Petitions and Habeas Corpus

I have to disagree with Iain Dale that petitions on the Number Ten website are pointless. The comparison I would make is with habeas corpus, and more particularly habeas corpus ad subjiciendum. As I understand it, habeas corpus provides for someone being detained to be brought before a judge (in a court of law) for determination as to whether their detention is legitimate. Its logic of operation is that by bringing a case in front of a judge, justice will be done; the guarantor of the judge's honesty (and I cast no aspersions on the integrity of the judiciary) is that everything is conducted in public.

The same logic applies to public petitions of Parliament 'for the redress of grievances'. Many petitions attract little note; others attract millions of signatories. The point is to place on record an opinion that something is amiss. I feel that a Government should take note of petitions; if it does not, it can miss a substantial strand of opinion that may lead, in extremis, to its own downfall. Whether or not the Prime Minister looks at petitions on a regular basis is somewhat irrelevant. I am quite sure that the Number Ten staff do - viz Benn Wegg-Prosser's comment on Iain's post - and while an exhortation for the PM to "stand on his head and juggle ice cream" may be described as light-hearted and not needing a response, a certain petition dealing with road pricing, which finished with close on two million signatures, attracted a reply from the PM and continued debate in the press.

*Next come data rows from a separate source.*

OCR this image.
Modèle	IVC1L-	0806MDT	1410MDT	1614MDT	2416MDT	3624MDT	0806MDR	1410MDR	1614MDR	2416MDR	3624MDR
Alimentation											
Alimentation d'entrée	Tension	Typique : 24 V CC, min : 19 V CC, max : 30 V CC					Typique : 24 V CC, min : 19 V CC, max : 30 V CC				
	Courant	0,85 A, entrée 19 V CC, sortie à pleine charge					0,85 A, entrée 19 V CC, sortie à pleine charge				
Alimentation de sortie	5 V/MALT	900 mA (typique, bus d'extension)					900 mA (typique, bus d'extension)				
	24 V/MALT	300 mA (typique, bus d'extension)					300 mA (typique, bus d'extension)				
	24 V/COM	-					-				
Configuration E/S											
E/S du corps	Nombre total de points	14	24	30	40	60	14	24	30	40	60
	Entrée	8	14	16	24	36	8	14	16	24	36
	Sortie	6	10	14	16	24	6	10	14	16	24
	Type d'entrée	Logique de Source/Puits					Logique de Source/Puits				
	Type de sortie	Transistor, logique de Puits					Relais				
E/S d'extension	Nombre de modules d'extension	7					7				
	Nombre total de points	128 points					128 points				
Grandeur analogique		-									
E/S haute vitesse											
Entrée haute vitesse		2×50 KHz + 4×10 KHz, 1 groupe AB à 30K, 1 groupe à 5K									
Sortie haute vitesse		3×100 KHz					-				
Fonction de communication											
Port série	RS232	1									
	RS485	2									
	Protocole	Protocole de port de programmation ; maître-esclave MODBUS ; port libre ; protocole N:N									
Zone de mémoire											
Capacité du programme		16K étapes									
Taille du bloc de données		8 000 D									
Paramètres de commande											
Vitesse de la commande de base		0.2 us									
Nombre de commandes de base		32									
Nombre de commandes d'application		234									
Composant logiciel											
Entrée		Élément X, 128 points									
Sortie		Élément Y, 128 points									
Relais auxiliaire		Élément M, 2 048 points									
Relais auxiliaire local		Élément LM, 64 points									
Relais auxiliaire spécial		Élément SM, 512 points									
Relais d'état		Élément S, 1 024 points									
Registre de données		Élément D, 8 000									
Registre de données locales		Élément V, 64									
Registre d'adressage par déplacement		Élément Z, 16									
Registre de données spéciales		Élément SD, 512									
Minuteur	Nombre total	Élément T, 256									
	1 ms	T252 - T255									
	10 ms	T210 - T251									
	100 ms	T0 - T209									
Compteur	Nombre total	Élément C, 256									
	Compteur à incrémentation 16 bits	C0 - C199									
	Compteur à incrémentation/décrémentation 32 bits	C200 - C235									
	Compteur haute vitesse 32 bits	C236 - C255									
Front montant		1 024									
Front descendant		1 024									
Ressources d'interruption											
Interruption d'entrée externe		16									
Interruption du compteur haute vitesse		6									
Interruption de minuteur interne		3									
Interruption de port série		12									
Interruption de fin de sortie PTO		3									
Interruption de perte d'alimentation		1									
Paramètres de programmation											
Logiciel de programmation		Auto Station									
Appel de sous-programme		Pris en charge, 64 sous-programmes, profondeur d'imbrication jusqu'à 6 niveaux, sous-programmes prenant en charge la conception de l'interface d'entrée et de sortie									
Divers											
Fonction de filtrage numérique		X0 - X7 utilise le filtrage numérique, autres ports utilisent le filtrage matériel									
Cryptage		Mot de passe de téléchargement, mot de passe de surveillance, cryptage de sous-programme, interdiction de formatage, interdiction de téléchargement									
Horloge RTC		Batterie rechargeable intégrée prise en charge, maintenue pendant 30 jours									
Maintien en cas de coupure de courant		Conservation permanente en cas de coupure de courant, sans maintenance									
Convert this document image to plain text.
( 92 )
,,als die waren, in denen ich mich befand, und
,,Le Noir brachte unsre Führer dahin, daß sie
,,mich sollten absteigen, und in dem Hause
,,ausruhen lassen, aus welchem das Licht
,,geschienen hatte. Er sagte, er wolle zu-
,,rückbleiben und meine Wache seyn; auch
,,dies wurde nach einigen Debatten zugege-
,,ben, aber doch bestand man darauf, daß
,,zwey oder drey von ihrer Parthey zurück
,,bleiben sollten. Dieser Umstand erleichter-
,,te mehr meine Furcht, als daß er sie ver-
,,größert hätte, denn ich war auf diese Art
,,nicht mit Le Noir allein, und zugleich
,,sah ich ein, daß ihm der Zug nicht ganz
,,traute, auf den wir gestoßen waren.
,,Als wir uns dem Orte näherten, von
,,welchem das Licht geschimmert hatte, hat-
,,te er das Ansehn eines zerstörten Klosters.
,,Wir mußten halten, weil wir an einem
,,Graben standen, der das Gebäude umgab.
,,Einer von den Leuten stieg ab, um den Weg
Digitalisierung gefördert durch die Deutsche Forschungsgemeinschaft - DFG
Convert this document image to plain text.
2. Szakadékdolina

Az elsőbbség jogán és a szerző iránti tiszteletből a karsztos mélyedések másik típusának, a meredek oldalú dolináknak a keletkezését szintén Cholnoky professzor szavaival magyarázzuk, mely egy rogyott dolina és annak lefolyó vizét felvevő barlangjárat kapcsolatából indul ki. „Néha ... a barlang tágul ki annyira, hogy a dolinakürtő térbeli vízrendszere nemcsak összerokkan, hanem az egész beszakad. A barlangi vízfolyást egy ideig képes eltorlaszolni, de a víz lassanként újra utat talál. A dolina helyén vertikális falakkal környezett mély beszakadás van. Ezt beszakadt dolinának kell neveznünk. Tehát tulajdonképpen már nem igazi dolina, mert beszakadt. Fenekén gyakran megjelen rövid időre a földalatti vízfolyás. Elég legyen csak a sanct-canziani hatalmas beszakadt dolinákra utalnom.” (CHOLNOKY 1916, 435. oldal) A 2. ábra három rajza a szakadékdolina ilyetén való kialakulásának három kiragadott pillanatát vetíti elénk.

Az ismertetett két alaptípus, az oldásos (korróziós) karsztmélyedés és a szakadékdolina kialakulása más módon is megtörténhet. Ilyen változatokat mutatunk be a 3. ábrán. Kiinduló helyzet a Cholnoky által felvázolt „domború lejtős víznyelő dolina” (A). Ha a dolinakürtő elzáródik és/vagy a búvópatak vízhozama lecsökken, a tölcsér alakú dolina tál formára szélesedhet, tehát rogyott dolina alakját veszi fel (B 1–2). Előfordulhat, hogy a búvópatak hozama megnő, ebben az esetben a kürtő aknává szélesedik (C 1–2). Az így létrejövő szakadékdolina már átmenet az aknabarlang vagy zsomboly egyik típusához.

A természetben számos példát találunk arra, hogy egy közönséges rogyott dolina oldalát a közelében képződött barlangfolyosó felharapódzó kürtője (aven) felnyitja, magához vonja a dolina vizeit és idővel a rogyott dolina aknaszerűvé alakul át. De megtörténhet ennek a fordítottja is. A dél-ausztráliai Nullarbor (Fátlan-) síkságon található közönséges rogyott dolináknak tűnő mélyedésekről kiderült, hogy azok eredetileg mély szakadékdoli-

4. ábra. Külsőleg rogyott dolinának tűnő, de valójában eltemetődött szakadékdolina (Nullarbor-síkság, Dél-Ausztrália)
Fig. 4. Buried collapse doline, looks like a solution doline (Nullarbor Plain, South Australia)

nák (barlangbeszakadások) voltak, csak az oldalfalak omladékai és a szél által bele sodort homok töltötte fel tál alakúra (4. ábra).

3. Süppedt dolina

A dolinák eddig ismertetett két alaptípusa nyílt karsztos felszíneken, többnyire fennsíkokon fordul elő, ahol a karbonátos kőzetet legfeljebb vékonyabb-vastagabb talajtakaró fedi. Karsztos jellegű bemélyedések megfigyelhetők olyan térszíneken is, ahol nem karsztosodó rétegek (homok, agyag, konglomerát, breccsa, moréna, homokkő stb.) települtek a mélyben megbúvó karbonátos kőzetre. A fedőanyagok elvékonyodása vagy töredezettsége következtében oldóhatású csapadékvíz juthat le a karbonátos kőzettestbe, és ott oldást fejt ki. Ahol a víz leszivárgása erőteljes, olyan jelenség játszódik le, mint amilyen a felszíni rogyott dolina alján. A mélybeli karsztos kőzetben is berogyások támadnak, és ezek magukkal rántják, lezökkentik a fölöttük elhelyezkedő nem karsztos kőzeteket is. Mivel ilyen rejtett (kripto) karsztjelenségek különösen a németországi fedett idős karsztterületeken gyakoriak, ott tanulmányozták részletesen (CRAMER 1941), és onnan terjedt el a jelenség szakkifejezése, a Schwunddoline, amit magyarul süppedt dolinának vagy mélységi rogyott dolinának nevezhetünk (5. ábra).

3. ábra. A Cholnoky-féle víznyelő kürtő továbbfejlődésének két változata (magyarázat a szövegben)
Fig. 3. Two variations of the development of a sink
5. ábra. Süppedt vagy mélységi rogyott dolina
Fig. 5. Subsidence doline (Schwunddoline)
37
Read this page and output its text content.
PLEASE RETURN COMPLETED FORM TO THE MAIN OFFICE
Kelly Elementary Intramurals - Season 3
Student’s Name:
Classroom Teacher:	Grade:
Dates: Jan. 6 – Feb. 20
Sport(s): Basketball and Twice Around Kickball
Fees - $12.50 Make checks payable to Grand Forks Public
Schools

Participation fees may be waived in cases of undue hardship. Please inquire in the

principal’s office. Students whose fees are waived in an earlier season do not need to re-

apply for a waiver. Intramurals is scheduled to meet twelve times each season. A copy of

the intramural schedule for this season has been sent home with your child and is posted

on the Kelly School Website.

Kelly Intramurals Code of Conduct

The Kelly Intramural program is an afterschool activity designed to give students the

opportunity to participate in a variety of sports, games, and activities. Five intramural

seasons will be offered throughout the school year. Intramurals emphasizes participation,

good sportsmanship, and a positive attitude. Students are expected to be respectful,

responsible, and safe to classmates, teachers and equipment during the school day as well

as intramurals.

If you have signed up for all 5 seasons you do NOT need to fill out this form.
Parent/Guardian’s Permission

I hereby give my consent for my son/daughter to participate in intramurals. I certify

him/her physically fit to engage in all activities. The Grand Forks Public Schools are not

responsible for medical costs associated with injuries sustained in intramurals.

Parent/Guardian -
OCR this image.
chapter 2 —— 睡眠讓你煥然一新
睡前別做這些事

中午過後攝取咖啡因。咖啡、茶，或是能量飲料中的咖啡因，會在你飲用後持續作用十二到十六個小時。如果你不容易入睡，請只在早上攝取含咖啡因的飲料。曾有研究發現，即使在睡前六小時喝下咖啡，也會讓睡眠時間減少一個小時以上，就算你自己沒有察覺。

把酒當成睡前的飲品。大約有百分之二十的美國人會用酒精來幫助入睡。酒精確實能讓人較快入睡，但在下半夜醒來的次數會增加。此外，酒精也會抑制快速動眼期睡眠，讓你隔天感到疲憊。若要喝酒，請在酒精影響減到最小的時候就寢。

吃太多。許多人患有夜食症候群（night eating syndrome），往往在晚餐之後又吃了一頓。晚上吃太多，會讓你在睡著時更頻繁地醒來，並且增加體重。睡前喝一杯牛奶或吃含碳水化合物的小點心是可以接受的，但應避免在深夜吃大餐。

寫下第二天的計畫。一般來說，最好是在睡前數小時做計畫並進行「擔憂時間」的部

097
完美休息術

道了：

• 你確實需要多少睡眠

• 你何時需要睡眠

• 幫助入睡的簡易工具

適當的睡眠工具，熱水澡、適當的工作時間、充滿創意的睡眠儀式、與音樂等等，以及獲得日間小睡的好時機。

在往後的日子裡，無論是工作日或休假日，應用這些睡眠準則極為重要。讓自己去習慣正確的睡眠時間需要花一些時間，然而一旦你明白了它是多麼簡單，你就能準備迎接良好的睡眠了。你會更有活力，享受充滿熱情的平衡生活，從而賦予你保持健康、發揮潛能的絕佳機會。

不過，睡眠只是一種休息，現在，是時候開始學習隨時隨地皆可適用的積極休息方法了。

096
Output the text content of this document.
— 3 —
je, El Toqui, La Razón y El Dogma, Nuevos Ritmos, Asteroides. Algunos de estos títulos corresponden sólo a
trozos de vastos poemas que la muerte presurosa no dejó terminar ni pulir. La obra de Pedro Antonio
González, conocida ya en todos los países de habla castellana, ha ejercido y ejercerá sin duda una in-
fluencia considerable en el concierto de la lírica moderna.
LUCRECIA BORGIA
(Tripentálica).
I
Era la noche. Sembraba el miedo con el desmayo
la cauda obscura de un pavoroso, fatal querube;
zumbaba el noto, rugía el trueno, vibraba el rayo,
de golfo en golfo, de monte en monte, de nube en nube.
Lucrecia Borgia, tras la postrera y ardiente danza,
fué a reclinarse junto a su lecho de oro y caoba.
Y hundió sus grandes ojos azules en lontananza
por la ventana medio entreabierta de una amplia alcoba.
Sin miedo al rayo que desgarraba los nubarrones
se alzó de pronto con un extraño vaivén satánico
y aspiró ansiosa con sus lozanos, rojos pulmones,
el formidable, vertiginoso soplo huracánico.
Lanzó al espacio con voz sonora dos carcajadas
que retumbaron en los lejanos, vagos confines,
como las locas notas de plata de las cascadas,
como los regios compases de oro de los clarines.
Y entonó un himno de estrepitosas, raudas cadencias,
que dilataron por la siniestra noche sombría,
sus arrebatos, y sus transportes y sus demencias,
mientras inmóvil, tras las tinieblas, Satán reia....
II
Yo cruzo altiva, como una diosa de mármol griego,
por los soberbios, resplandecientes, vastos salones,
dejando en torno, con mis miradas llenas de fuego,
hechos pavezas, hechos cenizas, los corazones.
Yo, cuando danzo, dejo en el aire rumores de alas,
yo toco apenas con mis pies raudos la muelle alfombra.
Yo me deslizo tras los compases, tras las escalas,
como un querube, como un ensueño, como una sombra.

It's not just the 'big issues' that attract attention. Quite a lot of photographers were labouring under the misapprehension that restrictions on photography in public places were going to be brought in as a response (or so I read) to concerns about paedophiles and paparazzi. In order to put the matter to bed, every Government department was asked if they were considering any such proposals. They were not, as it happened. Perhaps not the most significant of victories unless you happen to be a photographer.

I will forgo the usual stuff about 'public participation' and 'having your voice heard'; for the process to work, it is dependent on attention being paid to public proceedings. Here, top political bloggers, like Iain, owe a duty as members of the fourth estate to pay attention to petitions and to the answers that the Government of the day provide. Criticise either by all means, but don't decry the process. Sunlight remains the best disinfectant.